Kafka and WebSocket Transports
For streaming logs to Kafka topics or a real-time dashboard:
import { KafkaTransport, WebSocketTransport } from 'logixia'
const logger = new Logger({
transports: [
new KafkaTransport({
brokers: ['kafka:9092'],
topic: 'app-logs',
compression: 'gzip',
}),
new WebSocketTransport({
url: 'ws://log-dashboard:8080',
levels: ['error', 'warn'], // only stream high-priority logs
}),
],
})
Custom Transports
If the built-ins don't cover your use case, implement Transport:
import { Transport, LogEntry } from 'logixia'
class SlackTransport implements Transport {
async write(entry: LogEntry): Promise<void> {
if (entry.level !== 'error') return
await fetch(process.env.SLACK_WEBHOOK!, {
method: 'POST',
headers: { 'Content-Type': 'application/json' },
body: JSON.stringify({
text: `🚨 *${entry.message}*\n\`\`\`${JSON.stringify(entry.meta, null, 2)}\`\`\``,
}),
})
}
async flush(): Promise<void> {}
async close(): Promise<void> {}
}
const logger = new Logger({
transports: [new SlackTransport()],
})
// Any error log goes to Slack
logger.error('Database connection lost', { host: 'db.example.com' })
Conclusion
logixia 1.3.1 solves the problems that file-based logging ignores: you can't easily search log files, you can't correlate logs across services without injecting context manually, and synchronous file writes hurt throughput under load.

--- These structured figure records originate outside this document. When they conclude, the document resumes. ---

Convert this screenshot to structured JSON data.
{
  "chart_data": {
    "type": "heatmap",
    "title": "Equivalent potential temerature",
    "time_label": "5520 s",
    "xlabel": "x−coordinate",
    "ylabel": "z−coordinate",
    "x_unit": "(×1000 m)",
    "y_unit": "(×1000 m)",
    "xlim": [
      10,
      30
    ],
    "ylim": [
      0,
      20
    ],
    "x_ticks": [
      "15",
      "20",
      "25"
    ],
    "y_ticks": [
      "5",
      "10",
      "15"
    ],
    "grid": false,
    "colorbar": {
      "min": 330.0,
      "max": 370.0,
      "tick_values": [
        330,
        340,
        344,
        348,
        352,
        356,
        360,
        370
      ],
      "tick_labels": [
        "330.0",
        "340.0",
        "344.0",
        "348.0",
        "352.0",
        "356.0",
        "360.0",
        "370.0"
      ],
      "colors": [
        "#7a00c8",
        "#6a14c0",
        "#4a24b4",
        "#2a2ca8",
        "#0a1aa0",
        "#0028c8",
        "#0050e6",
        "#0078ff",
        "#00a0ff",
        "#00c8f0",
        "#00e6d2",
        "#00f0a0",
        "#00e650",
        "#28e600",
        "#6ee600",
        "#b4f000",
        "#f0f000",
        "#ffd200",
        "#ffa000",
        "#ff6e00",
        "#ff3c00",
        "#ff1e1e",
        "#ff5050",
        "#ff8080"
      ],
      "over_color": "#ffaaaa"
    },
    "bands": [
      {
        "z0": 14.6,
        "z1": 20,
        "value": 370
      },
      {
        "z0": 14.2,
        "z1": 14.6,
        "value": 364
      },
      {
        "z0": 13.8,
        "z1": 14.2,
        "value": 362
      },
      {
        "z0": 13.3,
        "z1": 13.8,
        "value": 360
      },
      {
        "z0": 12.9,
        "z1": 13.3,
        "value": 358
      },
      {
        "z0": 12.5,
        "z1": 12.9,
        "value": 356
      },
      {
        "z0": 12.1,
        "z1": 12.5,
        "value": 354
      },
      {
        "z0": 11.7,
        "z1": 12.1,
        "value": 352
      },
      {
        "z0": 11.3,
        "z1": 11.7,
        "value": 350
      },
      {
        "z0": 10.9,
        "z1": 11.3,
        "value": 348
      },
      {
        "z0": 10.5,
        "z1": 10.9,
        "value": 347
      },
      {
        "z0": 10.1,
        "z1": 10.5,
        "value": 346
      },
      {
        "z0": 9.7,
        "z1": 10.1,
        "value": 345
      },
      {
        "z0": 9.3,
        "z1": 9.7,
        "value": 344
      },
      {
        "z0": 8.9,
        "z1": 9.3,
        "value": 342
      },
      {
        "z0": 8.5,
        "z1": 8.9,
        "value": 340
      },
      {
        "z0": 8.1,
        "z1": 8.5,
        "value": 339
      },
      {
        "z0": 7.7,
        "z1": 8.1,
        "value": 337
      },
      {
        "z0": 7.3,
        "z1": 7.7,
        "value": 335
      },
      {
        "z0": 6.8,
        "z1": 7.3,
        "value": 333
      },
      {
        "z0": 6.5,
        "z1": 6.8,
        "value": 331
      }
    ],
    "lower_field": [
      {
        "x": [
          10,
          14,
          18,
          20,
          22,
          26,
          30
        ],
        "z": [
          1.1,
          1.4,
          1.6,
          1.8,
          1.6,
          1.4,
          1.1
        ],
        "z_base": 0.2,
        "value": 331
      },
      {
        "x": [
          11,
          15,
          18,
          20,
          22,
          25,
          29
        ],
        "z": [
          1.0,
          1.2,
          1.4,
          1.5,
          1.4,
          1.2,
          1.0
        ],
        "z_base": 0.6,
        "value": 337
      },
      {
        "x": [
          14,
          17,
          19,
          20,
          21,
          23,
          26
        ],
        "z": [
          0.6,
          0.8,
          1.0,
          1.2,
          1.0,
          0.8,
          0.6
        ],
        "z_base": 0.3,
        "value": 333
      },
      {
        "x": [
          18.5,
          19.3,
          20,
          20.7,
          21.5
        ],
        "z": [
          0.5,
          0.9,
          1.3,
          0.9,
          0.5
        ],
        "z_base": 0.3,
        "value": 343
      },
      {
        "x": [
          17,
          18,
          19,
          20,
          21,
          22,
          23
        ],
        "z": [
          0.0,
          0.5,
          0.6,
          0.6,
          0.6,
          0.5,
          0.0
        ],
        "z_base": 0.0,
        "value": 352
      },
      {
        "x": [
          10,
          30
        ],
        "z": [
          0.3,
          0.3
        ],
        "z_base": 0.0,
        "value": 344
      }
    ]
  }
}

With database transports, everything is queryable. With AsyncLocalStorage request tracing, every log line knows what request it belongs to. With field redaction, sensitive data stays out of your logs entirely. If you're on NestJS, the LogixiaLoggerModule gets all of this working in under 10 lines of config — npm install logixia @logixia/nestjs and you're done.